A Life Sentence.
When I found I had Celiac, all I could think of were the many things I could not have. No bread, crackers, cupcakes, or bagels. How could life go on? Gradually, I learned how to cook with rice instead of noodles. I’d eat a potato instead of bread. Instead of a sandwich, I would put my sandwich fixins in a salad. And every time I went to the store, I would look longingly at the bakery aisle. More than anything else, the bread and bagels were calling my name. Life as I knew it was over.
Then I found the breads in the gluten free aisle… well, as you know, it isn’t really an aisle, only a few feet dedicated to sugar free, diabetic, and the gluten challenged.
I broke down and traded my week’s paycheck for a loaf of bread. One slice and I swore I’d never try anything like that again. It was heavier than my father’s fishing lures. Woe is me.
Time passed. I thought I’d give it one more try. Another week’s paycheck traded for a loaf of gluten free bread. …I had bought something I wouldn’t wish on my worst enemy. Maybe I’d hit him over the head with it, but I’d never feed it to him.

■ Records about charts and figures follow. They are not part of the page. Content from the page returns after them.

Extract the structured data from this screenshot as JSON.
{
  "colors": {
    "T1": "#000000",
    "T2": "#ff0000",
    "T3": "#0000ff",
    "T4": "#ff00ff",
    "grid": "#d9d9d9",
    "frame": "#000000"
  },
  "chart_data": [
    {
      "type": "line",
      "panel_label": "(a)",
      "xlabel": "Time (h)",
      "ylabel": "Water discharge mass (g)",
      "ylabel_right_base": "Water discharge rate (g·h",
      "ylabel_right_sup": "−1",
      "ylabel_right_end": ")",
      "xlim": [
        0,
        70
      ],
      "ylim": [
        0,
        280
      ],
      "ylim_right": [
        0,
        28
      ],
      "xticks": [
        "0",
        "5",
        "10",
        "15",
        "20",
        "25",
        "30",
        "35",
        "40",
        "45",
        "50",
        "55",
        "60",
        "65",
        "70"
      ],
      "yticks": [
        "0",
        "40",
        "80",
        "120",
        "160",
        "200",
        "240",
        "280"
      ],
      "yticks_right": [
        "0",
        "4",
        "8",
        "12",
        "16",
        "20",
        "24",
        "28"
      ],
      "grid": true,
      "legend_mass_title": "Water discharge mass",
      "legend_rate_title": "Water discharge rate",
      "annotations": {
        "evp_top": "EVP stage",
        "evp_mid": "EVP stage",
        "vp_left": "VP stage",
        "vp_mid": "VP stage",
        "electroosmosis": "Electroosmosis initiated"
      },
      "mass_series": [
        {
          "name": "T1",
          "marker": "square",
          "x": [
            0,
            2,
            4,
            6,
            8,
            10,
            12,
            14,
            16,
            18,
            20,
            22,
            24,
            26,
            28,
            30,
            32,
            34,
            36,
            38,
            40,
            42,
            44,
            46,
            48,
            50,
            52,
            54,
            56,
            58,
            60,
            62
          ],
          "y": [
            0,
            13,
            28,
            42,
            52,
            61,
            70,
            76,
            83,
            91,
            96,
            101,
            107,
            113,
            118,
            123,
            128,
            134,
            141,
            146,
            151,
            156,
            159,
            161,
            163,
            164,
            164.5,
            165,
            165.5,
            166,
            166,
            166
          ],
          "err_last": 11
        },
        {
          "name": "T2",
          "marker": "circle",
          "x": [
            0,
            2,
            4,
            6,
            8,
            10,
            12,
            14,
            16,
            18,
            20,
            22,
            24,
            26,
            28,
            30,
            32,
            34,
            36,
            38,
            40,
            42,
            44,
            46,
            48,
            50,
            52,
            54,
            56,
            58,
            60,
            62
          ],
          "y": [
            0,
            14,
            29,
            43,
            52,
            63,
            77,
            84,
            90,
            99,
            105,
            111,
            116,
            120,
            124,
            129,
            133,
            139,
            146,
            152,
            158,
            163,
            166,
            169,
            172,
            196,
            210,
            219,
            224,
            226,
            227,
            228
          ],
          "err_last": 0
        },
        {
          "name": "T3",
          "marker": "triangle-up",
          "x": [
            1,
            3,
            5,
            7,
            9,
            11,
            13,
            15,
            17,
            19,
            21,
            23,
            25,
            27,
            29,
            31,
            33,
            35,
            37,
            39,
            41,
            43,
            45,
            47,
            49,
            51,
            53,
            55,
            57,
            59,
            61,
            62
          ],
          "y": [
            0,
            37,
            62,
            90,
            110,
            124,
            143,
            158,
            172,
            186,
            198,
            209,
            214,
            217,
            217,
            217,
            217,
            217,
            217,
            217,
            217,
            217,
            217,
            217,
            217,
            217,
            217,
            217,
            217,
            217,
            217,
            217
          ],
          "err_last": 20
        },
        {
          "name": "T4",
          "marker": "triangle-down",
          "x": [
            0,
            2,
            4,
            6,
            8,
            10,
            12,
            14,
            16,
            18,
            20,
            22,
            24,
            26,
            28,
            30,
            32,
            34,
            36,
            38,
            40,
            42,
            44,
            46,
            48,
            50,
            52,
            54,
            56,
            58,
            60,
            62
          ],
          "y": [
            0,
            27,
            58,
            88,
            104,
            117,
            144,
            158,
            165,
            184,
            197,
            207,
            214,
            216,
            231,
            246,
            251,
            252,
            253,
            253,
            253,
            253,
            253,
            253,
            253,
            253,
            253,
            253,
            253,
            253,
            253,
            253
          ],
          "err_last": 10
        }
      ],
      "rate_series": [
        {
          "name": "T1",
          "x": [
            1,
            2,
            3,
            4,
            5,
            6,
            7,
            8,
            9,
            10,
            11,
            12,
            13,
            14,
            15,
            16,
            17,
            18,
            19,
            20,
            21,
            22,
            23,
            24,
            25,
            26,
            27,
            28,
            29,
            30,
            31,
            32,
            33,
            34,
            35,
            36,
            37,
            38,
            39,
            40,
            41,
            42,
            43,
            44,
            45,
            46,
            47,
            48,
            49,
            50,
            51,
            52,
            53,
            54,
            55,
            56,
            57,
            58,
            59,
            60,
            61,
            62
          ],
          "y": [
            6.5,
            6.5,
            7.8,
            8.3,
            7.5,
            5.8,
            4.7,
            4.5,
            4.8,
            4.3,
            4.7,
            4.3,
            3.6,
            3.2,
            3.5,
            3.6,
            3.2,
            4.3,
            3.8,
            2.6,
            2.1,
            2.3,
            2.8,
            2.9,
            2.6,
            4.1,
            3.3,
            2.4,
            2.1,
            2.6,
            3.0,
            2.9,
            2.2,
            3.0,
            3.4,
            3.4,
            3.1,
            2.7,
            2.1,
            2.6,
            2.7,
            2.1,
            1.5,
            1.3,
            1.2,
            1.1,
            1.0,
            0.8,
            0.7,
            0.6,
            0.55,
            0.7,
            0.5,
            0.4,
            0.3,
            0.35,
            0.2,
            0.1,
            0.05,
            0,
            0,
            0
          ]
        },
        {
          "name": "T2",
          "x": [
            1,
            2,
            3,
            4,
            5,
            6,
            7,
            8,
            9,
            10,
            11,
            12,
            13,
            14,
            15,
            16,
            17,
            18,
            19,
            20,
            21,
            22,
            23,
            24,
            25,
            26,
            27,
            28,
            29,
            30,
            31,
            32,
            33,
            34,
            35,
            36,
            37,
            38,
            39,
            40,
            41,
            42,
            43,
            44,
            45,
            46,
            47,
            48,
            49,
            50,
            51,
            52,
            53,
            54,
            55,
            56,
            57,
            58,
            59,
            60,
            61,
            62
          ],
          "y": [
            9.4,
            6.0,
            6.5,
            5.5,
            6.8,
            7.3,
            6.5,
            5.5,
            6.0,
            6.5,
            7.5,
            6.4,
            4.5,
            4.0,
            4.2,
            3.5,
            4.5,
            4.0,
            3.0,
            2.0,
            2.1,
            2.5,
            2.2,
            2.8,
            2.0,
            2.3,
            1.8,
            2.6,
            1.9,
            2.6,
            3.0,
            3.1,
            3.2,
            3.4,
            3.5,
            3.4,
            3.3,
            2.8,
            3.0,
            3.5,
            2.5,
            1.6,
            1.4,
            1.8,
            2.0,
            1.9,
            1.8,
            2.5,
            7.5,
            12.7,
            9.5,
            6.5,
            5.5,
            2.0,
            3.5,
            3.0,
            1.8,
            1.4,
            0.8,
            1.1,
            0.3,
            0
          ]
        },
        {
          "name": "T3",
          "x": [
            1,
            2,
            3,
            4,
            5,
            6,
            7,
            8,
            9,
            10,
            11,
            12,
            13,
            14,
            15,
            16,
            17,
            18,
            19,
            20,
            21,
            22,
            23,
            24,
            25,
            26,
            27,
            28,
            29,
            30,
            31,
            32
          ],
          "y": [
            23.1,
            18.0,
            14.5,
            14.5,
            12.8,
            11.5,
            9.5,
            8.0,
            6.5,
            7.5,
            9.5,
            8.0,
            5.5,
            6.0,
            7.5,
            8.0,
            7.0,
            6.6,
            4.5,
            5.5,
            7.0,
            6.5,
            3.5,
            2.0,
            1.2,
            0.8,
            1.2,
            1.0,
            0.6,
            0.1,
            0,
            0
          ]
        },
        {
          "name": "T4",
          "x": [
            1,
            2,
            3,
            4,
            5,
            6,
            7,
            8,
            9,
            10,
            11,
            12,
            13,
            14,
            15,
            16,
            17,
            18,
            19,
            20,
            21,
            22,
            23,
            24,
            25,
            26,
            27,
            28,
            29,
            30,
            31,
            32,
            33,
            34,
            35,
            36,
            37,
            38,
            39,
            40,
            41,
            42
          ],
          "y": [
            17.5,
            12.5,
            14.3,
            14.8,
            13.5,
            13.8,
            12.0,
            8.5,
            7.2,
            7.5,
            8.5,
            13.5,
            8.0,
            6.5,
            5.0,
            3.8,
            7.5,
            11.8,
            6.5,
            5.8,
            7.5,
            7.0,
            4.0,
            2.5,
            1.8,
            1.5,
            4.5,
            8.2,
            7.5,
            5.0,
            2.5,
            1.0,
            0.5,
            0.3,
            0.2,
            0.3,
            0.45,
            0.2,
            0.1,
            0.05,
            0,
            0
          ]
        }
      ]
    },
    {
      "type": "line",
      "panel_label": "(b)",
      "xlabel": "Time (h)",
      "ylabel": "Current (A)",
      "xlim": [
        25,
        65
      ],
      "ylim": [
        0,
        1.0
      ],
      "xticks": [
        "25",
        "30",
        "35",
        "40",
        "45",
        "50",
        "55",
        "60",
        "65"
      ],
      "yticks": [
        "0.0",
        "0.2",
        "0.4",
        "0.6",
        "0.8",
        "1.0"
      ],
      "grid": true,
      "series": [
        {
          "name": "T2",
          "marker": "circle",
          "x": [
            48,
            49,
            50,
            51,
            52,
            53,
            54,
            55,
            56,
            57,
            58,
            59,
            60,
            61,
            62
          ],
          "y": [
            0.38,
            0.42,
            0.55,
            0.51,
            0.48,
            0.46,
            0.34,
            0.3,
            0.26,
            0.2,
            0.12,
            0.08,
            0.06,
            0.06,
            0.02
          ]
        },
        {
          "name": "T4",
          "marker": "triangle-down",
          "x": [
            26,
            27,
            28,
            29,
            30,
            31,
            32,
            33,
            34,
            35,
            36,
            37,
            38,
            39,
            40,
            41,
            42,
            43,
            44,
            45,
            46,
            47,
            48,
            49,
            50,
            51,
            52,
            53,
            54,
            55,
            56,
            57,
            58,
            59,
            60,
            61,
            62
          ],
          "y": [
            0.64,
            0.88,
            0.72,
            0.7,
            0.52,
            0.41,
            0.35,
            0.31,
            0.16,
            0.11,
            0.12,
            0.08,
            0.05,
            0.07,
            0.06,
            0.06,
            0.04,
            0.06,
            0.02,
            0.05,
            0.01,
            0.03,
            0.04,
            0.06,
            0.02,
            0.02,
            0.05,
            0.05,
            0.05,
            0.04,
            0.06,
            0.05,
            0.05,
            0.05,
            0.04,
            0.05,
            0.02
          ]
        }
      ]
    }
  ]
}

Time passed. A friend told me about Udi’s. My thought was no, I’d already traded most of my life’s savings on different inedible gluten free products. I knew I’d never be happy again. Then, in a moment of weakness, I was desperate for something bread like. I knew I wouldn’t like it. Maybe I could dry it and use it for bread crumbs. I was given a coupon and I took a chance.
It was like the sun coming out after a heavy rain. A moist, light, good tasting bread! I felt rainbows of happiness. UDIs. Heaven!